Menurut Donna L. Wong, (2003) Bayi baru lahir adalah bayi dari lahir sampai usia 4 minggu. Lahirrnya biasanya dengan usia gestasi 38 – 42 minggu.
Menurut Dep. Kes. RI, (2005) Bayi baru lahir normal adalah bayi yang lahir dengan umur kehamilan 37 minggu sampai 42 minggu dan berat lahir 2500 gram sampai 4000 gram.
Menurut M. Sholeh Kosim, (2007) Bayi baru lahir normal adalah berat lahir antara 2500 – 4000 gram, cukup bulan, lahir langsung menangis, dan tidak ada kelainan congenital (cacat bawaan) yang berat
2.2  Ciri – Ciri Bayi Baru Lahir
1. Berat badan 2500 – 4000 gram
2. Panjang badan 48 – 52 cm
3. Lingkar dada 30 – 38 cm
4. Lingkar kepala 33 – 35 cm
5. Frekuensi jantung 120 – 160 kali/menit
6. Pernafasan ± – 60 40 kali/menit
7. Kulit kemerah – merahan dan licin karena jaringan sub kutan cukup
8. Rambut  lanugo tidak terlihat, rambut kepala biasanya telah sempurna
9. Kuku agak panjang dan lemas
10. Genitalia;
Perempuan labia mayora sudah menutupi labia minora
Laki – laki testis sudah turun, skrotum sudah ada
11. Reflek hisap dan menelan ,Reflek morrow atau gerak dan Reflek graps atau menggenggan sudah baik
12. Eliminasi baik, mekonium akan keluar dalam 24 jam pertama, mekonium  berwarna hitam kecoklatan

2.3 Perawatan Bayi Baru Lahir
Pencegahan Infeksi
·         Cuci tangan dengan seksama sebelum dan setelah bersentuhan dengan bayi
·         Pastikan semua pakaian, handuk, selimut dan kain yang digunakan untuk bayi, sudah dalam keadaan bersih.
·         Usahakan agar tali pusat tetap kering
 
2.  Menjaga suhu bayi agar tetap hangat
Untuk menjaga  suhu bayi tetap hangat melalui upaya berikut :
a. Keringkan bayi dengan seksama
Mengeringkan dengan cara menyeka tubuh bayi, juga merupakan rangsangan taktil untuk membantu bayi memulai pernapasannya
b. Selimuti bayi dengan selimut atau kain bersih dan hangat
Ganti handuk atau kain yang telah basah oleh cairan ketuban dengan selimut atau kain yang baru (hanngat, bersih, dan kering)

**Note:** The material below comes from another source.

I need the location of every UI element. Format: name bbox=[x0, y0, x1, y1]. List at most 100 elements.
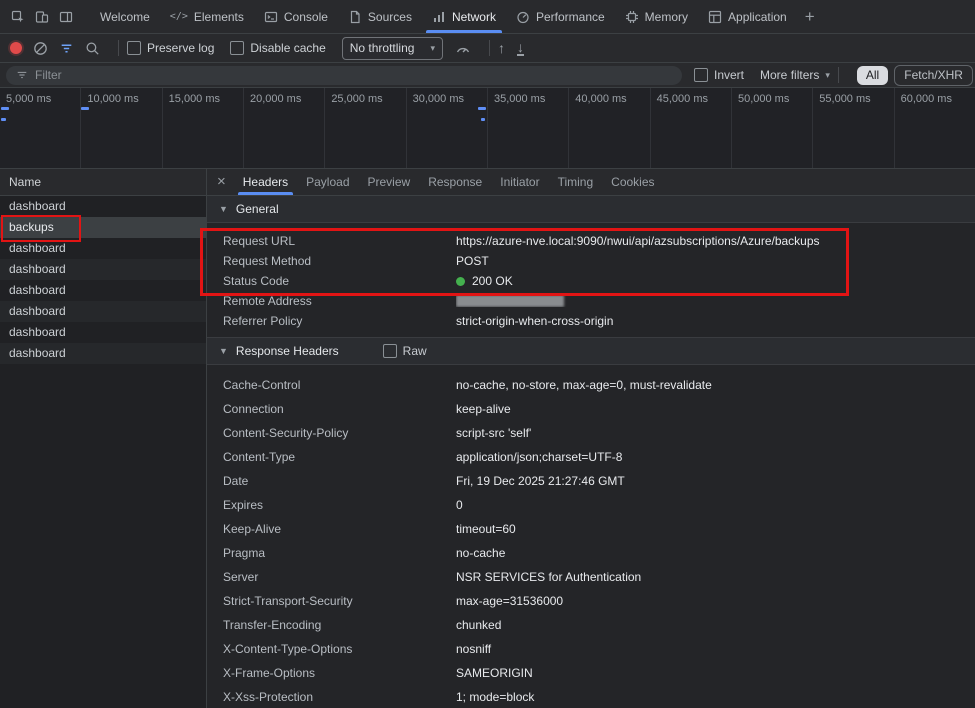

c. Selimuti bagian kepala bayi
Bagian kepala bayi memiliki luas permukaan yg relative luas dan bayi akan dengan cepat kehilangan panas jika bagian tersebut tidak tertutup.
d. Anjurkan ibu untuk memeluk dan menyusui bayinya
Pelukan ibu pada tubuh bayi dapat menjaga kehangatan tubuh dan mencegah kehilangan panas. Sebaiknya pemberian ASI harus dimulai dalam waktu satu (1) jam pertama kelahiran
e. jangan memandikan bayi di tempat yang terbuka
Karena bayi baru lahir cepat dan mudah kehilangan panas tubuhnya.maka dari itu agar suhu tubuh bayi tetap hangat sebaiknya memandikan bayi pada lingkungan yang tertutup dengan menggunakan air hangat.

CARA MERAWAT TALI PUSAT
1.      Pastikan tali pusat tetap kering.
2.      Bersihkan dan keringkan pangkal tali pusat termasuk daerah sekitarnya dan lipatan-lipatan pusar dengan perlahan. Lakukan dua kali sehari
3.      Tidak perlu membubuhi apapun
4.      Perhatikan dan waspadai jika kondisinya, ada nanah atau darah di daerah ini, tali pusat bengkak dan memerah, tali pusat tidak putus dalam 4 minggu atau keluar bau tidak sedap. Segera hubungi dokter
MEMBERSIHKAN KELAMIN BAYI
1. Membersihkan penis
·         Usap daerah penis, sisi-sisinya, dan di bawah testikel dengan kapas basah. Lalu bersihkan daerah pangkal paha termasuk lipatannya.
·         Bersihkan daerah anus dan perhatikan lipatan-lipatan di sekitarnya.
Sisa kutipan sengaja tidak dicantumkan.